Thursday, 11 March 2010
V2 Rockets aimed at Lanarkshire School?
Holocaust reality teaching - With the aim of "teaching history" a group of primary schoolchildren were left traumatised after their teacher told them they were to be taken away from their families during a bizarre Holocaust classroom 'game'.
Done by a Lanarkshire school "in order to give children an insight into the horrors faced by Jewish children" the lesson left many children some as young as eleven tearful and in hysterics.
Angry parents complained to authorities that they had not be consulted nor had any prior explanation been given to the children about the misguided exercise.
Children were told that those who were born in December to February had low IQ's and had to wear yellow hats and be sent to the library in an attempt to give the children a real feeling of the experience of Jews in wartime Europe.

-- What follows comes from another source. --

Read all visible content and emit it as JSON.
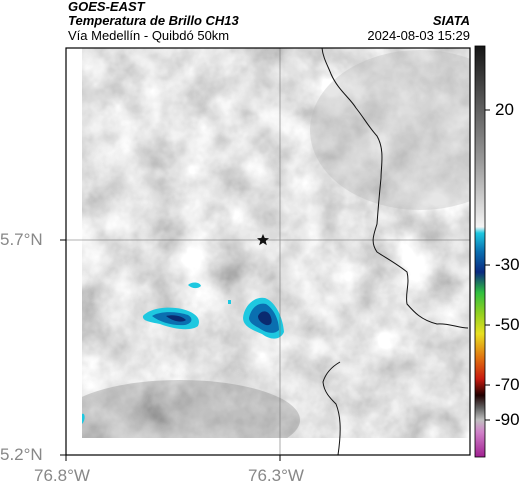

This is true according to the Daily Mail which we have to assume is telling us the truth, which is sometimes difficult to believe given some stories they have reported recently. In fact one wonders whether our press might really be a great way of giving children experience of enemy propaganda as experienced by those in wartime Europe; except these days the enemy is not quite so clear-cut.
There is a lot to be said for teaching history by experience. In fact every weekend whole groups of grown up men and women in Britain dress up as Vikings, Saxons, Cavaliers, Roundheads and the Ermine Street Guard or the lost Legion of Rome, just for the joy of re-enacting history. Archaeologists regularly experiment with wattle and daub and various other ancient arts and crafts to find out how things were really done. Details are important. There have been TV programs where groups of middle-class suburbanites have been left to live as they did in the Iron Age and endure the privations of the elements and having to gather and kill one's own food. During all these periods death was the close neighbour of our ancestors. Furthermore there are few first hand accounts of everyday life. So, yes re-enactment is a useful way of experiencing history.
The worst part of the Scottish school's strange way of teaching children is that it is patronizing. It doesn't credit the kids with being able to imagine how things might have been. Experience isn't necessary for teaching about the horrors of the Holocaust.
With "joined-up" education one might have thought that increasing literacy and historical knowledge would go hand-in-hand. I can recommend many books on the Holocaust that could be read during literacy period and discussed during history classes. Ann Frank's diary is one.
Where human pain and the sheer horror of man's inhumanity to man are concerned our recorded history is full of examples and first hand accounts are bountiful and particularly those about the Holocaust can only augment our poor imagination of what it was like.
So for those strange teachers in that Lanarkshire school I recommend the following to include in your staff discussions and lesson plans:
Firstly, part of a poem by Sudeep Pagedar which crystallises the teachers' dilemma:
Holocaust
by Sudeep Pagedar
How do you
explain that term
to a ten-
year old boy
who, one day,
hears it mentioned
by some relatives?
And even if
you do manage
to make him
understand what it
actually does mean,
do you also
tell him that
because he is
A GERMAN JEW,
perhaps, some day,
he might be
included in it...?
Or should he
just not be
told, so that
he remains calm
and doesn't lose
sleep over it?
Secondly here is a poem that you should discuss with your pupils it is short so their attention will not wander and it should not tax your abilities to inspire in their imaginations those dreadful events
Holocaust
by Barbara Sonek
We played, we laughed
we were loved.
We were ripped from the arms of our
parents and thrown into the fire.
We were nothing more than children.
We had a future. We were going to be lawyers, rabbis, wives, teachers, mothers.
We had dreams, then we had no hope.
We were taken away in the dead of night like cattle in cars, no air to breathe smothering, crying, starving, dying.
Separated from the world to be no more.
From the ashes, hear our plea.
This atrocity to mankind can not happen again.
Remember us, for we were the children whose dreams and lives were stolen away.
If this isn't enough for you then take them on a trip to Auschwitzt or at least hire a decent video about it.
Teachers please give your kids credit for being able to make more in their imaginations of what for anyone, even those who went through it can be only so poorly described in words. To make them live it for even fifteen minutes makes you no better than the guards who herded those Jewish children into the cattle trucks - and you are not even following orders.
The story above is a satire or parody. It is entirely fictitious.